Readers’ wildlife photos

May 25, 2024 • 8:15 am

We’re running out of photos again, so I plead with and importune you to send in your good wildlife photos.

We have just a few photos today, and the first batch, from reader Steve Pollard, is salacious: LOCKED FOXES. As always, the contributor’s captions are indented and you can enlarge the photos by clicking on them.

I attach three photos taken a couple of months ago of a pair of locked American Red Foxes (Vulpes vulpes fulva) in our garden. They were taken with a phone camera at extreme range, so they are not the greatest, but it’s not something I’ve seen before.
From the magazine Wildlife Online:”Copulation lasts only a few seconds and, following ejaculation, the pair are locked together—a copulatory lock—for up to 90 minutes, owing to contraction of the vixen’s vagina and the swelling of the bulbus glandis tissue at the tip of the dog fox’s baculum”.
As the photos indicate, the lock can result in some awkward positions! In this case, the vixen tried several times to get free, twisting and even biting at the dog. The lock lasted for over 20 minutes. The cub from a previous engagement took quite an interest in proceedings.

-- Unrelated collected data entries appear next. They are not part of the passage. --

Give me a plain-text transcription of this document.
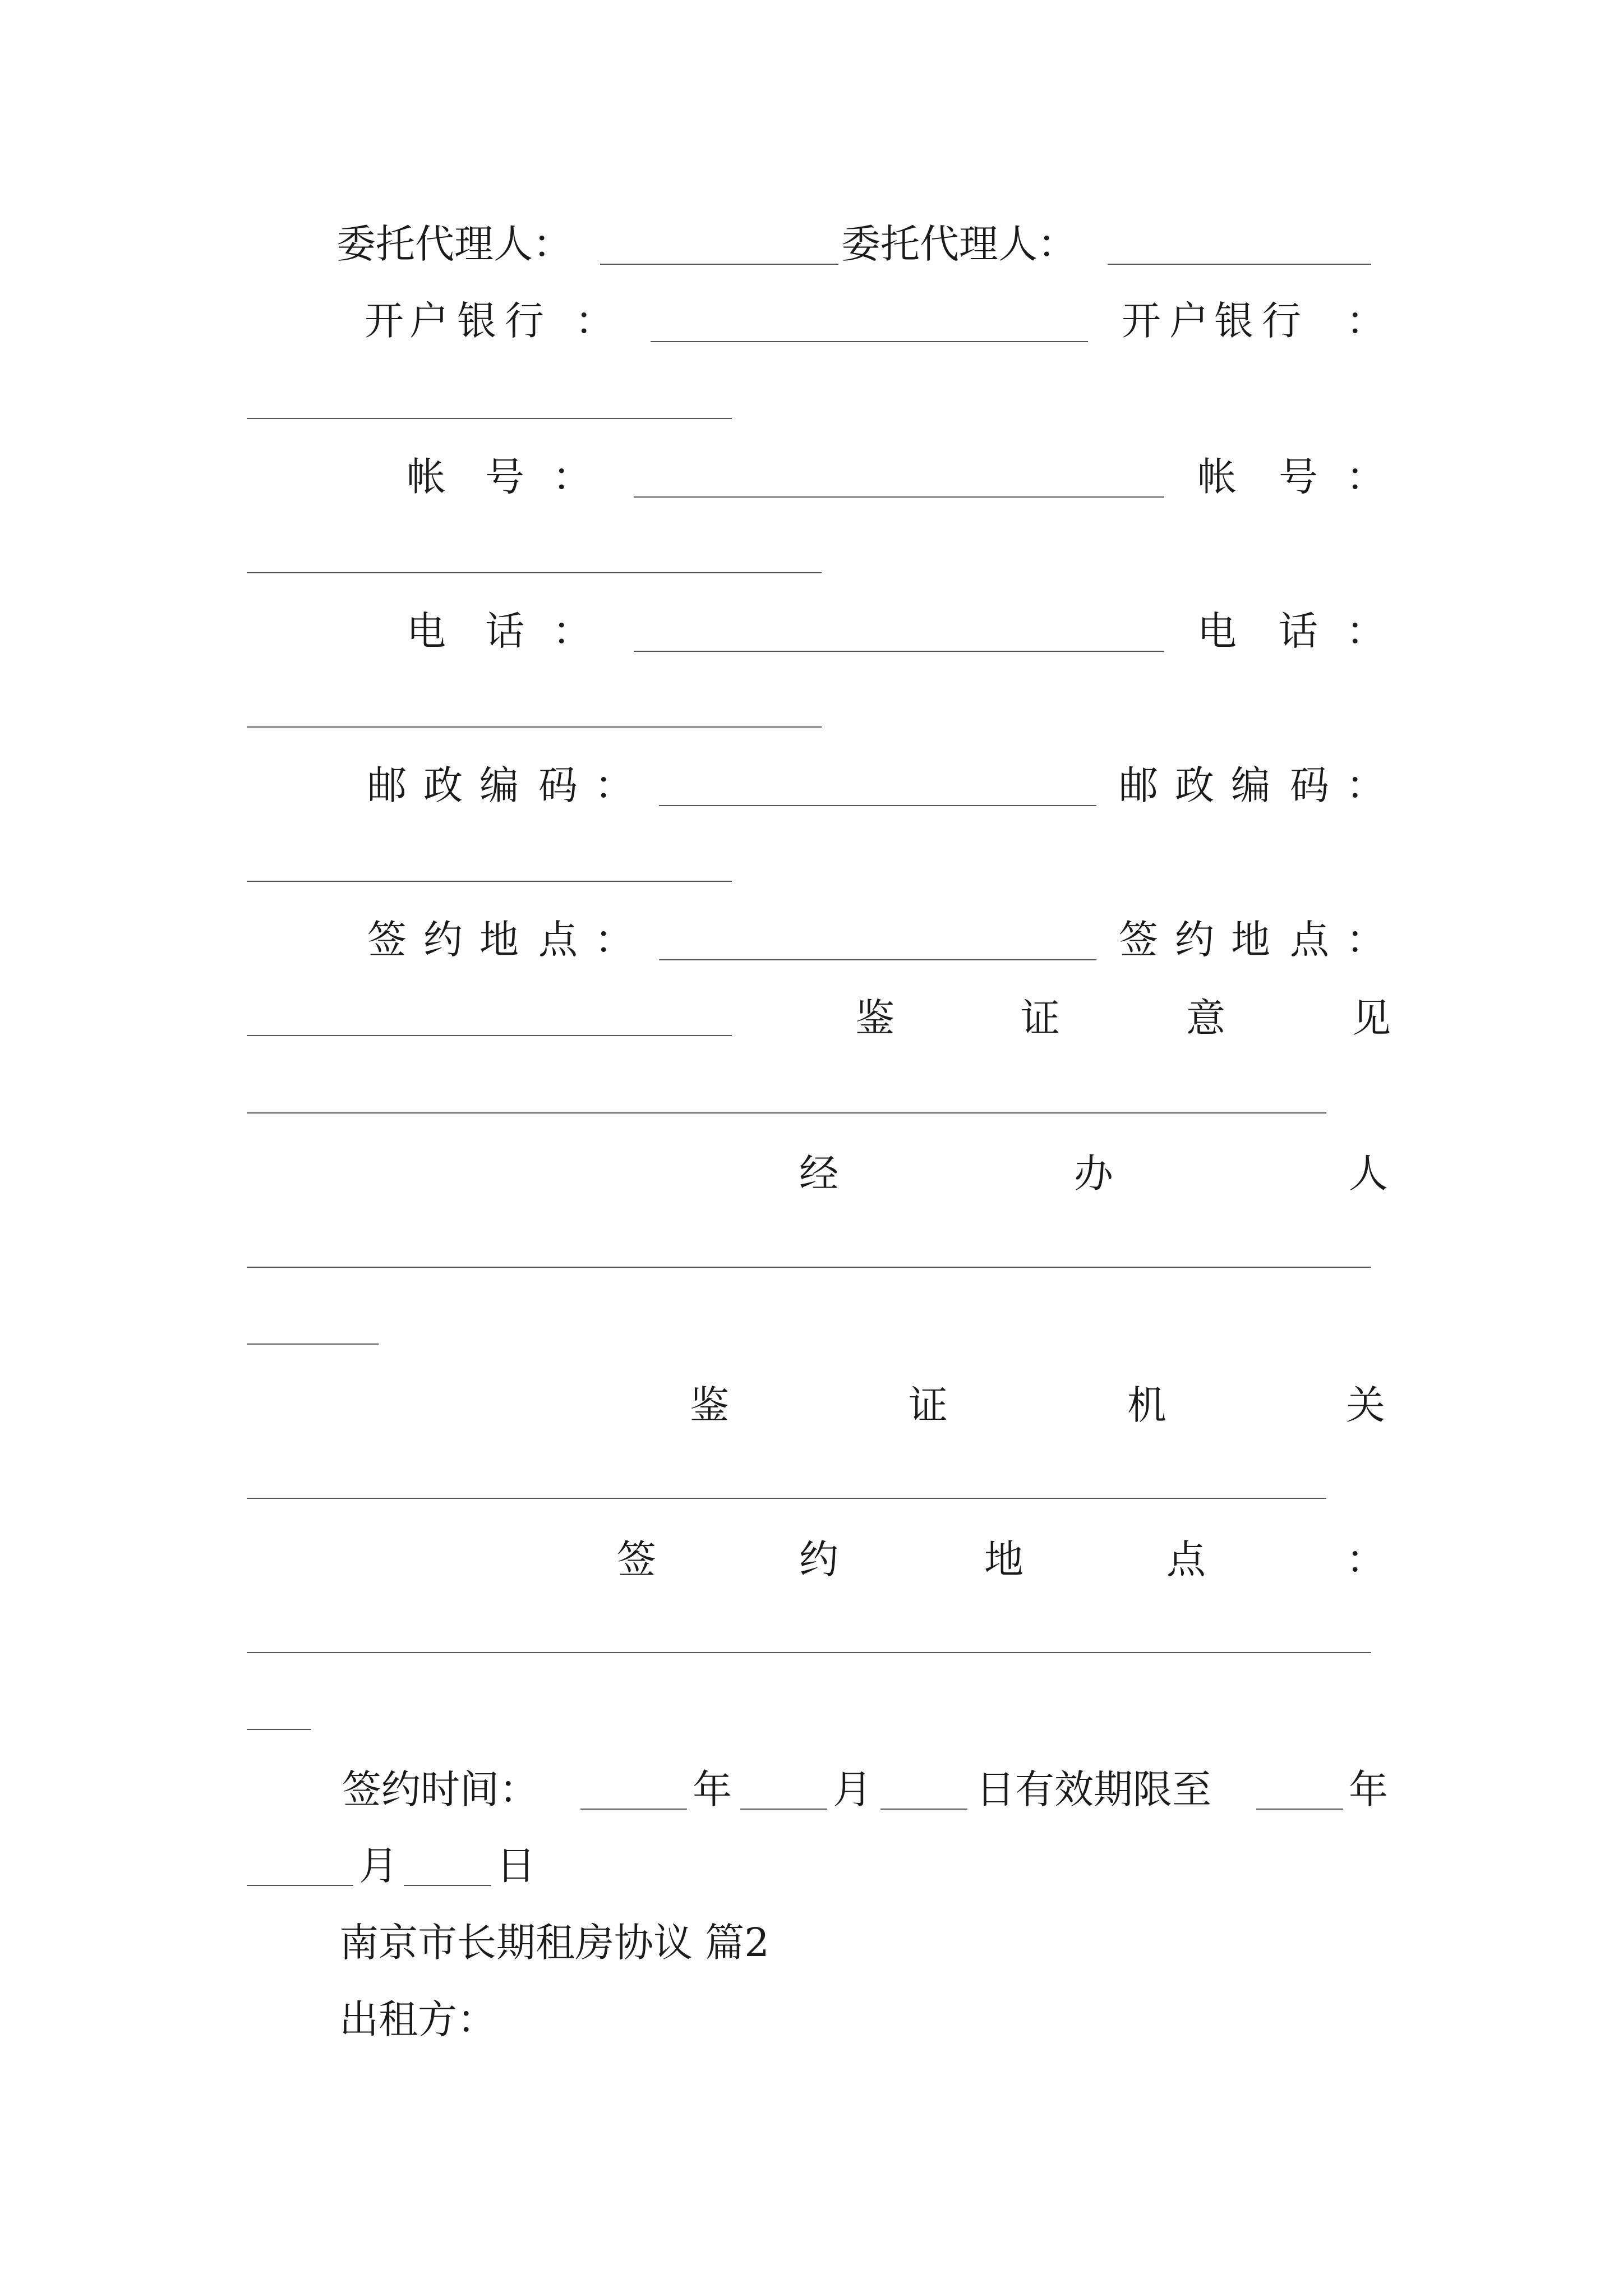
委托代理人：	委托代理人：
开 户 银 行 ：	开 户 银 行 ：
帐 号 ：	帐 号 ：
电 话 ：	电 话 ：
邮 政 编 码 ：	邮 政 编 码 ：
签 约 地 点 ：	签 约 地 点 ：
鉴	证	意	见
经	办	人
鉴	证	机	关
签	约	地	点	：
签约时间：	年	月	日有效期限至	年
月	日
南京市长期租房协议 篇2
出租方：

From Florian Maderspacher, a marsh fritillary (Euphydryas aurinia), which, he says, “goes by the much nicer German name of Skabiosen-Scheckenfalter“.

From Lee Jussim.

Northern elephant seals (Mirounga angustirostris)  in California:

American robin‘s eggs (Turdus migratorius), New Jersey

Hatched eggs:

Swans and babies (Cygnus sp., also New Jersey):

13 thoughts on “Readers’ wildlife photos

  1. Foxcault and Marcuse’s Queer Planet —”sexuality — beyond the animal world

    1. The cub is uncertain, but I don’t think there’s much empirical doubt about the sexualities involved in the lock-in (which is a British joke). Though which one is which is, uh, harder to be sure.

      1. FYI I wrote that – channeling my inner Titania McGrath – based on this :

        “All human needs, including sexuality, lie beyond the animal world.”

        Herbert Marcuse
        The End of Utopia
        1967

        … I mean, I had to go check if that was real just now, and it is.

        This happens all the time with quotes I find – I can’t believe it, and have to check again.

  2. One minor point: I live in the UK, so those foxes would have been European Red Foxes, which I think are Vulpes vulpes crucigera (happy to be corrected by someone who knows what they are talking about).

    The family frequently visit our garden. The cub, who has grown a bit, turns up by himself these days. There is also a larger and, I presume, older dog, who has a pronounced limp and apparently no partner.

  3. The “locked” foxes look (not only goofy, but also) vulnerable to predation. I wonder what natural selection has in “mind” here.

    1. Vulnerable to predation … by whom?
      In the UK, pretty much only humans. In the foxes’ wider range, potentially bears, … wolves?
      But, in practice, in the wild, wouldn’t they most likely find somewhere safe, enclosed, free from overlooking predators … in fact, pretty much how the housing advertisers project the concept of “back garden”.
      I bet Steve Pollard has a den very close to his garden, since at least the vixen seems to consider this a pretty safe space. But the dogs wander more, don’t they?

      1. I don’t know the answer to your last question, but members of this family turn up pretty often, so I’m sure there must be at least one den (probably more than one) nearby. We regularly see foxes not just in the garden, but casually crossing the roads. They are becoming increasingly urbanised and unafraid of people.

        Ever since we moved here about 28 years ago, there has been a track running across our ‘lawn’ (about 70% moss, if truth be told), through holes in the hedges on each side. This was made, and is maintained, by badgers, which we have seen now and again, but is also used by other animals, including foxes, hedgehogs and stoats. There are at least two badger setts not far away. Not bad for a built-up area in SE England.

  4. When did you last go price-shopping for a “trail cam”? It sounds like your garden is screaming for one.
    Or considering that it’s right by your house, if your camera can take a charging plug and a fat memory card, setting it up on a good line of sight and take photos of the path every few seconds would probably yield some good stuff.

    1. Ha, yes, I keep meaning to get one. Spurred on by your urging, I might actually get round to it before too long!